Citigroup Global Markets Asia has been slapped with a 57m Hong Kong Dollar (£5.4m) fine over failures in its role as sponsor for the listing of a gold mine.
The Hong Kong Securities and Futures Commission (SFC) said today that it had reprimanded and fined Citi after an investigation into its role as sponsor for the listing application of Real Gold Mining.
The SFC found that Citi had failed to conduct adequate due diligence on Real Golds customers and had failed to properly supervise its staff when carrying out sponsor work on Real Golds application.
Chinese miner Real Gold owns three gold mines in Inner Mongolia.
The SFC found that Citis due diligence in connection with Real Golds customers was inadequate. It said that Citi conducted all customer interviews by telephone on numbers provided by Real Gold without independently verifying the identities or details of the customers.
It also found that the members of the transaction team carrying out the due diligence were too inexperienced and not properly supervised.
The SFC said that mitigating factors included this being the first time Citi's work as a listing sponsor had caused concern and that the breaches concerned a small part of the listing work and were partially based on a decision to focus on production issues rather then customers.

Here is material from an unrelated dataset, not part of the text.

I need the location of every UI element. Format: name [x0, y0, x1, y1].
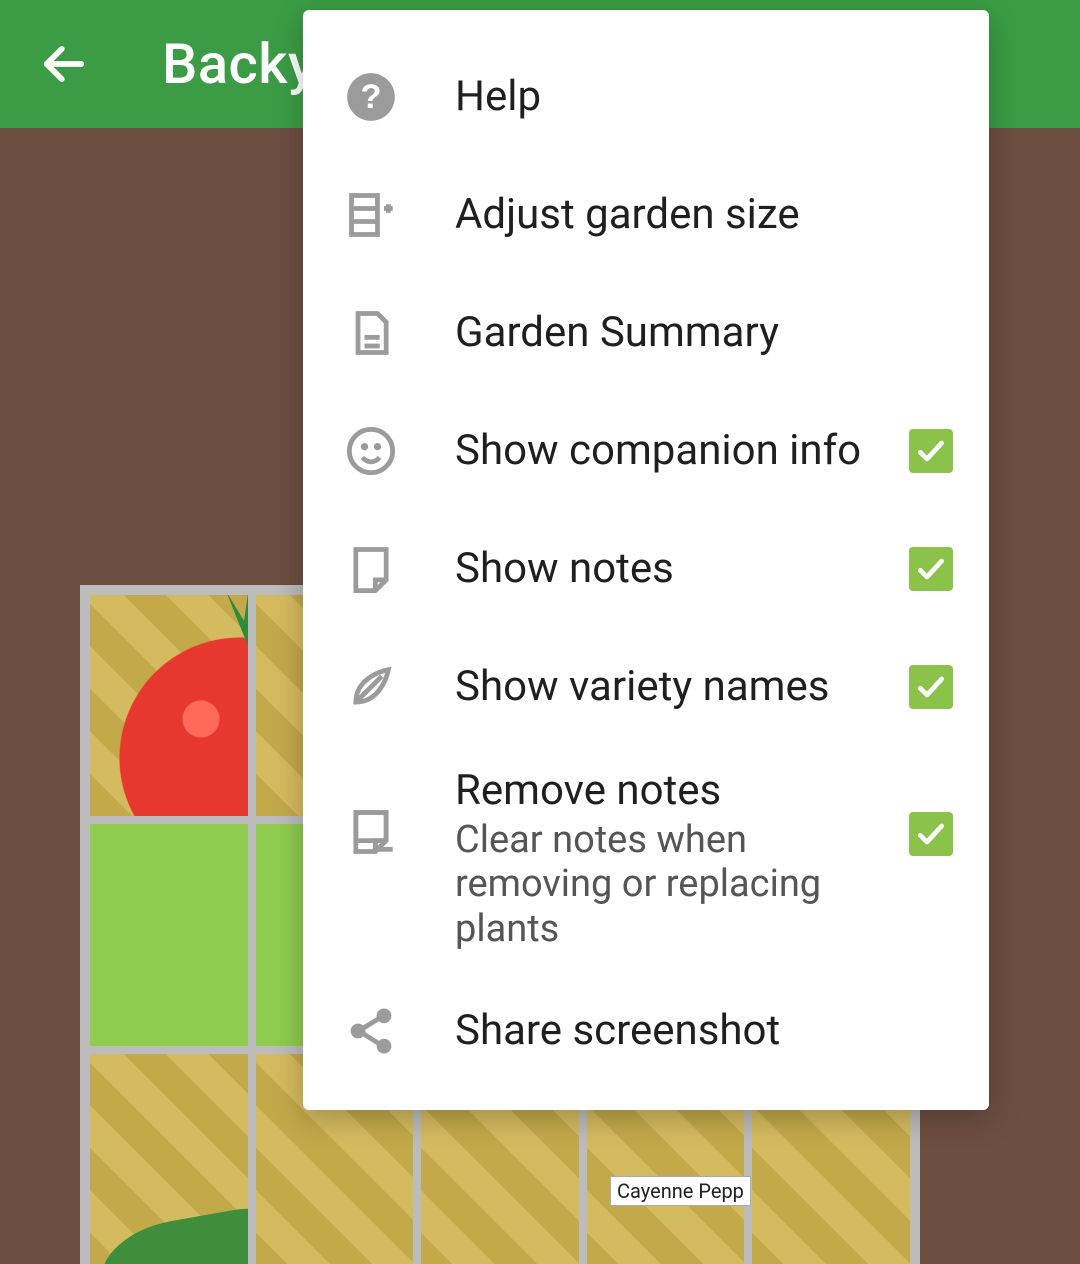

A spokesperson for Citi said: “Citi has agreed to resolve this legacy issue with the SFC relating to its work as sponsor to Real Gold Mining`s listing application in 2009. The resolution announced by the SFC today does not involve any license suspension and does not place any constraints on Citis business activities or on any individual in Hong Kong or elsewhere. Citi cooperated fully with the SFCs investigation and has already taken appropriate action to ensure that it meets its legal and regulatory obligations at all times.”